Kebnekaise

Kebnekaise Kiruna Norrbottens län


Der höchste Berg Schwedens - der Kebnekaise

Der Kebnekaise ist der höchste Berg Schwedens, genauer genommen die Nordspitze. Darüber darf sich die Nordspitze aber erst seit wenigen Jahren freuen, denn bis 2020 war die Kollegin im Süden höher und galt als höchster Punkt Schwedens. Das ist nicht die einzige Besonderheit, mit der der Berg in Schwedens Norden aufwartet.

Die Besonderheiten beginnen bereits damit, dass der Kebnekaise, obwohl er 80 Kilometer Luftlinie von Kiruna entfernt ist, er sich noch innerhalb der Kommunengrenzen erhebt. Die Dimensionen hier oben im Norden sind einfach etwas größer.

Das Wort „Kebnekaise“ kommt aus dem Samischen und setzt sich aus „giebnne“ (=kittel = Kessel) und gájsse (=hög fjälltopp = hohe Bergspitze) zusammen. Der Name ist etwas rätselhaft, da der Kebnekaise überhaupt nicht kesselförmig ist. Manche mutmaßen daher, dass die Namensgebung auf einer Verwechslung beruht. Denn der nahegelegene Berg Tolpagorni, mit 1662m deutlich niedriger, sieht schon eher wie ein Kessel aus.

Wenn dem aber so ist und der Kebnekaise einen falschen Namen bekommen hat, dann bleibt die Frage, wie der Kebnekaise vor dieser Verwechslung hieß. Nannten die Samen Bassivaare – Heiliger Berg? Diese Theorie gibt es. Aber auch das wirft Rätsel auf, da der Berg nie von den Sami als heilig verehrt wurde. Trug er dennoch den Namen, weil er so hoch ist?

Schmelzende Rekorde

Die Unklarheiten beginnen also schon beim Namen. Wie gesagt, er ist ein besonderer Berg. Und ein Berg der Superlative, denn er ist nicht nur der höchste in Schweden. Das Kebnekaise-Massiv, das mehrere hohe Gipfel umfasst, beherbergt vierzig Gletscher und hat damit die höchste Gletscherdichte Schwedens. Freilich, das muss auch gesagt werden, schmilzt dieser Rekord in leider atemberaubender Geschwindigkeit. Eine Entwicklung, die den Kebnekaise sehr direkt betrifft.

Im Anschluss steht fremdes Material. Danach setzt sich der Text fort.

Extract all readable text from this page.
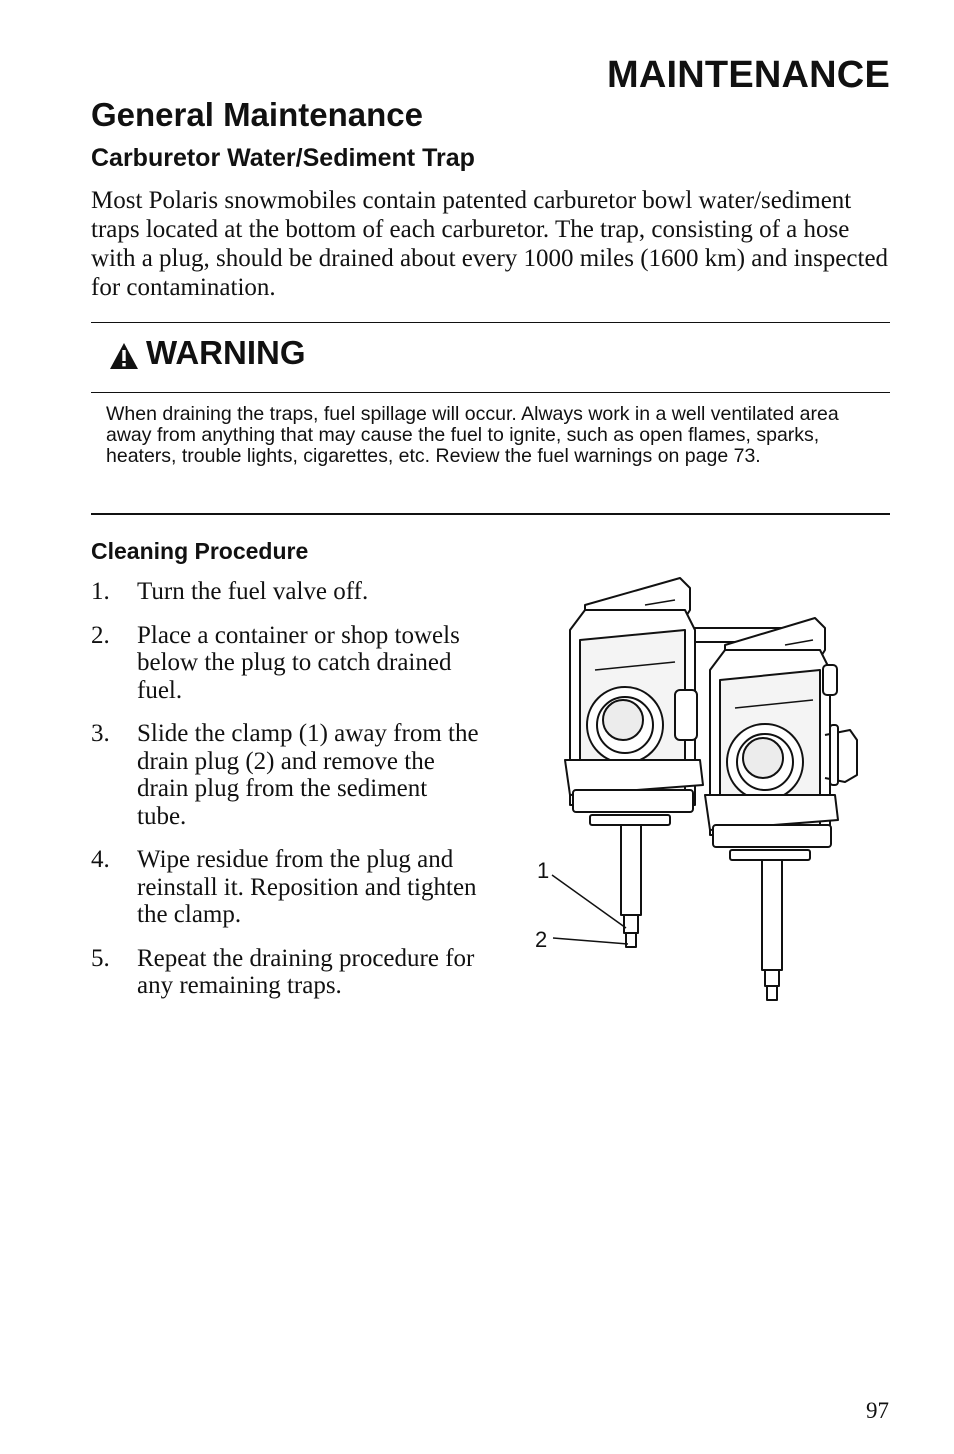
MAINTENANCE
General Maintenance
Carburetor Water/Sediment Trap

Most Polaris snowmobiles contain patented carburetor bowl water/sediment traps located at the bottom of each carburetor. The trap, consisting of a hose with a plug, should be drained about every 1000 miles (1600 km) and inspected for contamination.

WARNING

When draining the traps, fuel spillage will occur. Always work in a well ventilated area away from anything that may cause the fuel to ignite, such as open flames, sparks, heaters, trouble lights, cigarettes, etc. Review the fuel warnings on page 73.

Cleaning Procedure
1. Turn the fuel valve off.
2. Place a container or shop towels below the plug to catch drained fuel.
3. Slide the clamp (1) away from the drain plug (2) and remove the drain plug from the sediment tube.
4. Wipe residue from the plug and reinstall it. Reposition and tighten the clamp.
5. Repeat the draining procedure for any remaining traps.
1
2

97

Der höchste Berg Schwedens hat zwei Gipfel, den Nord- und den Südgipfel. Beide waren vor hundert Jahren noch von einem dicken Gletscher bedeckt. Diese Gipfelgletscher sind eine Besonderheit, denn alle anderen Gletscher in dieser Region sind Talgletscher. Der Gletscher auf dem Gipfel der Nordspitze verschwand bereits in den 1940er Jahren. Seitdem ist der Südgipfel die einzige Bergspitze in Schweden mit einem Gipfelgletscher – noch ein Superlativ.

Aber wie lange noch?

Aktuell steht man, wenn man die Südspitze des Kebnekaise erklommen hat (was die meisten machen, da der Nordgipfel deutlich anspruchsvoller ist), auf 2090 Metern über dem Meeresspiegel. Das ist zweifelsohne weit oben, auch wenn es im Vergleich mit den Bergen der Alpen niedrig klingt. Doch die Baumgrenze hier oben im Norden liegt viel niedriger, es wird also schon viel früher hochalpin. Aber vor hundert Jahren waren es noch 2120 Meter. Der Südgipfel wird niedriger, denn der Klimawandel setzt dem Gletscher heftig zu. Früher oder später wird er verschwunden sein, dann ist die Südspitze nur noch 2060 Meter hoch. Der Nordgipfel, der gletscherfrei ist, ist 2097 Meter hoch. Irgendwann zwischen 2015 und 2020 verlor der Südgipfel das Prädikat „höchster Punkt Schwedens“ und musste es an den Nordgipfel abgeben.